36.      Na falta de disposições específicas do direito comunitário, os Estados-Membros devem, no âmbito da aplicação do direito comunitário, actuar, em princípio, em conformidade com as regras processuais e substantivas do seu próprio direito. Assim, segundo jurisprudência constante, na falta de regulamentação comunitária, compete à ordem jurídica de cada Estado-Membro designar os órgãos jurisdicionais competentes e definir as modalidades processuais das acções judiciais destinadas a garantir a salvaguarda dos direitos que, para os particulares, decorrem do efeito directo do direito comunitário (15).

37.      Por conseguinte, pode afirmar-se que os direitos e obrigações que decorrem das fontes do direito comunitário fluem, regra geral, pelos «canais» institucionais e processuais assegurados pelas diversas ordens jurídicas.

38.      No entanto, esta rede nacional de aplicação do direito comunitário deve cumprir determinados requisitos do direito comunitário destinados a assegurar a sua aplicação plena.

39.      Assim, segundo jurisprudência constante, sempre que, de acordo com a sua denominada autonomia processual, os Estados-Membros regulem as modalidades processuais das acções judiciais destinadas a garantir a protecção dos direitos que decorrem para os cidadãos do efeito directo do direito comunitário, devem assegurar que essas modalidades não sejam menos favoráveis do que as relativas às acções internas de idêntica natureza (princípio da equivalência) e que não tornem impossível, na prática, o exercício dos direitos conferidos pela ordem jurídica comunitária (princípio da efectividade) (16).

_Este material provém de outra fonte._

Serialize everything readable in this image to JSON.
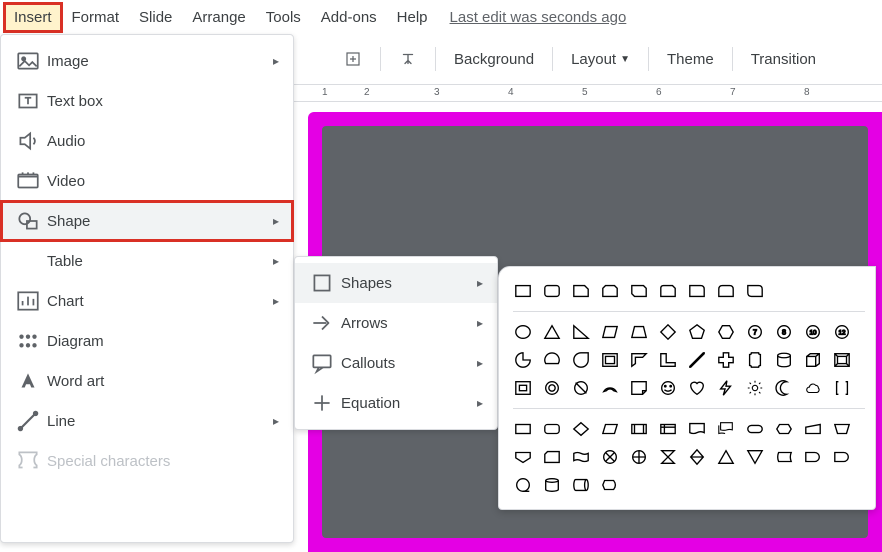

40.      Para além destes condicionalismos do direito processual nacional que o Tribunal de Justiça formulou sob a perspectiva do princípio da autonomia processual, determinadas obrigações relativas à aplicação do direito comunitário pelos Estados-Membros decorrem directamente – e «objectivamente», ou seja, independentemente de um contexto caracterizado pelo ‘exercício de direitos comunitários pelos indivíduos’ – do princípio do primado do direito comunitário e da obrigação de assegurar a sua plena eficácia.

41.      Como é bem sabido, segundo a essência desses princípios, qualquer disposição de direito nacional, seja ela de natureza substantiva ou processual, deve, em princípio, ceder face às disposições de direito comunitário com as quais seja incompatível (17).

42.      O Tribunal de Justiça já especificou, no que diz respeito às obrigações resultantes do princípio do primado do direito comunitário, que incumbe aos órgãos administrativos nacionais e a todos os tribunais assegurar o respeito das normas de direito comunitário no âmbito das suas competências respectivas e, se necessário, não aplicar, por força da autoridade que é a sua, qualquer disposição nacional que constitua um obstáculo à plena eficácia do direito comunitário (18).

43.      Essa obrigação, que incumbe aos órgãos jurisdicionais nacionais, de defender o primado do direito comunitário e de garantir a sua plena eficácia – ou, em termos mais genéricos, o seu dever de defender o Estado de Direito na Comunidade – é que ser afectada por uma regra nacional como a que está em causa no presente processo, que pretende estabelecer o princípio da autoridade do caso julgado, na medida em que esta regra impede os órgãos jurisdicionais nacionais de aplicarem correctamente uma disposição comunitária. Assim, é com base nesta obrigação que a norma de direito nacional deve ser avaliada (19).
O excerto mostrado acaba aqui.